Under Pressure

396 27 18
                                    

"Di SMA AD ada bully gak sih mas?" tanya Raka setelah aku selesai mengajarnya.

Bully... aku tak terlalu tau ada kasus semacam itu di sekolah, karena di kelasku sendiri tak ada kasus itu. Semua terlihat baik-baik saja.

"Gak ada kok." jawabku.

"Oh, bagus juga dong berarti disana. Emang sih gak dipukulin atau diapa-apain, tapi kalau dijauhin... itu sama aja di bully gak sih mas?" tanya Raka, wajahnya terlihat murung.

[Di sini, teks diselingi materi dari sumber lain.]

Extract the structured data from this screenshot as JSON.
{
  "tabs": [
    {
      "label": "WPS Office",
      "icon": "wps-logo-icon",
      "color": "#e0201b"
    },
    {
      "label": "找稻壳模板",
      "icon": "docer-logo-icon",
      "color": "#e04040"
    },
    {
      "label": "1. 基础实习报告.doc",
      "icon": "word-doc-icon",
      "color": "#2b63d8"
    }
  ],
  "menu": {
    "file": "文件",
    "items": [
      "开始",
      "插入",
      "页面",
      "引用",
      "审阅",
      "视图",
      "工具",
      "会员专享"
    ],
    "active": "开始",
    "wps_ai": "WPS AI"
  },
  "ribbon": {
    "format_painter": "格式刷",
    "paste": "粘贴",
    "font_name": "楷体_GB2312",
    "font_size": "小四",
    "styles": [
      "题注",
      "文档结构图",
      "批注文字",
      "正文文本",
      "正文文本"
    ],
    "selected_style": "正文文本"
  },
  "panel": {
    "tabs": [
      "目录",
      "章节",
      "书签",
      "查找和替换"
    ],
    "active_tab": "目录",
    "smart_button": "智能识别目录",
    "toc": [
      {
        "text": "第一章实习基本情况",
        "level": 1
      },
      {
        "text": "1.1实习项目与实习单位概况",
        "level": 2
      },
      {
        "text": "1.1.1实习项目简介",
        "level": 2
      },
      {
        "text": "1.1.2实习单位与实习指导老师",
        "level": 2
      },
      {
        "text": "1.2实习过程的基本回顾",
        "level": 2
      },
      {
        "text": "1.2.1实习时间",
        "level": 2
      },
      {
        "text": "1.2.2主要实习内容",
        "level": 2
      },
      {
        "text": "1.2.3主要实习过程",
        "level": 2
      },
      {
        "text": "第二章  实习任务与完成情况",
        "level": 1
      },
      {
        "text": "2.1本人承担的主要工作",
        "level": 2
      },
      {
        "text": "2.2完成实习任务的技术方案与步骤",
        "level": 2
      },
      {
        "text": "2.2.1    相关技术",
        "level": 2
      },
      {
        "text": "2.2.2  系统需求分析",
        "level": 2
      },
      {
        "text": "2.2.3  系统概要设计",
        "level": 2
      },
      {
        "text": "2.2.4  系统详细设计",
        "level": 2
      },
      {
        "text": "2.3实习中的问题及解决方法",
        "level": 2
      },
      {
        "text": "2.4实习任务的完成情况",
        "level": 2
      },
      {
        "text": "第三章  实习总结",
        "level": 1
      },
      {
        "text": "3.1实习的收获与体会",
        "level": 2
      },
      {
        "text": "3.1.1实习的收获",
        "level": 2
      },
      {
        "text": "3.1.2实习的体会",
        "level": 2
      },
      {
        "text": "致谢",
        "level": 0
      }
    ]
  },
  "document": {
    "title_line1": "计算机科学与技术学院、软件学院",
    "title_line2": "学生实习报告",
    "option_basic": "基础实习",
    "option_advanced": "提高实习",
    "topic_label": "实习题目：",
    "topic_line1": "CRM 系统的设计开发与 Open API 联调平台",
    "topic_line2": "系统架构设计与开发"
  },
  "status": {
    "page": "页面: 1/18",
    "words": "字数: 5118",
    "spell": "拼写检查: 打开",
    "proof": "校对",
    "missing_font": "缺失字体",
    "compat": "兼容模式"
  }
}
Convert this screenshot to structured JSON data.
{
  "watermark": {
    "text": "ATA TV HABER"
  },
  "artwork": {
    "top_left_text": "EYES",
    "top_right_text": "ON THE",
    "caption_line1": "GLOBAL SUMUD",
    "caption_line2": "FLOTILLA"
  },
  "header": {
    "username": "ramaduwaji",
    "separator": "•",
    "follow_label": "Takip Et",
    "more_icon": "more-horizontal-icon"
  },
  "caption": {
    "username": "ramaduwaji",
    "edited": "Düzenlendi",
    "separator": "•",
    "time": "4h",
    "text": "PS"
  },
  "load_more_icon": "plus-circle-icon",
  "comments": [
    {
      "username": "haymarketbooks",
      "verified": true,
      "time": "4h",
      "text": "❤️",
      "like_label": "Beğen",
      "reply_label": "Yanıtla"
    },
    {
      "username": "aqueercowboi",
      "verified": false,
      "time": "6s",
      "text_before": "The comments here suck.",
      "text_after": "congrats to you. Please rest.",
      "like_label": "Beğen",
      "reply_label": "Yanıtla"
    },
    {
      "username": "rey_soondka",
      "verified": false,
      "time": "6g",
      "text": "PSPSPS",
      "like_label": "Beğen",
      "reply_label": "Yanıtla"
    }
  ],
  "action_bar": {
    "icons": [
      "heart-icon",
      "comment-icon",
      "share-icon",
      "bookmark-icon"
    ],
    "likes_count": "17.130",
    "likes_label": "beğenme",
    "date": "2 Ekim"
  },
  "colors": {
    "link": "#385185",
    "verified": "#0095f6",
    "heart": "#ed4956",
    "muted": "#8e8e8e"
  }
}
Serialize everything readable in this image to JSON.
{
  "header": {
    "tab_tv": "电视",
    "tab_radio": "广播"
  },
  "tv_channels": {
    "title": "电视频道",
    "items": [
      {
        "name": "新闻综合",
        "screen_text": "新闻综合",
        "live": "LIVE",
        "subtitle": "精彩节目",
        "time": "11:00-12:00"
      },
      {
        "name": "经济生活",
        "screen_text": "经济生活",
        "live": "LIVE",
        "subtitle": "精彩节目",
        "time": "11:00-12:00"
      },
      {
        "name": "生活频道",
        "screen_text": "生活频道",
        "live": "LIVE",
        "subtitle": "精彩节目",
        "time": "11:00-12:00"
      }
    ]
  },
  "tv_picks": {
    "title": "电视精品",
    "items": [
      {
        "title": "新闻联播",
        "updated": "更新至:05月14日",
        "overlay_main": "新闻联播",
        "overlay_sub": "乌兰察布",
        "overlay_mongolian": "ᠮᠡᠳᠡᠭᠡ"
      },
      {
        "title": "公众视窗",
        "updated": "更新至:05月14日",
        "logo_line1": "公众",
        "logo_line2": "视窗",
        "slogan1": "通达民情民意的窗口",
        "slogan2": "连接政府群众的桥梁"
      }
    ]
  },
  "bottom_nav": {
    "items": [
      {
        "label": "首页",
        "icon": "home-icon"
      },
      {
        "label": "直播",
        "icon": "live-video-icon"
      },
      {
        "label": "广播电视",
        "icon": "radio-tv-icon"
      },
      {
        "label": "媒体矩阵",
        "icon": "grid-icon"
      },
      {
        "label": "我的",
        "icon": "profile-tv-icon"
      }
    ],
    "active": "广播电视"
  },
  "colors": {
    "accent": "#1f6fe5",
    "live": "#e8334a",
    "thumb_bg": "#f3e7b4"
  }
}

"Bilang aku aja kalau ada apa-apa." ucapku. Tak kusangka ternyata dia menjadi korban bully di sekolahnya.

"Eh, bukan aku kok mas. Maksud aku tuh anak dari luar kota itu. Tapi... makasih mas." Raka tersenyum dan mengangguk.

"Emang kamu gak mau gitu temenan sama dia?" tanyaku.

"Aku bukan tipe orang yang gampang deket orang lain mas. Lagian orangnya mungkin juga gak terlalu suka sama aku, jadi ya... nggak dulu deh. Orangnya juga keliatan galak, jadi aku agak segan juga kalau mau nyapa dia."

"Emang dulu waktu kalian satu kelas orangnya galak gak?" tanyaku lagi.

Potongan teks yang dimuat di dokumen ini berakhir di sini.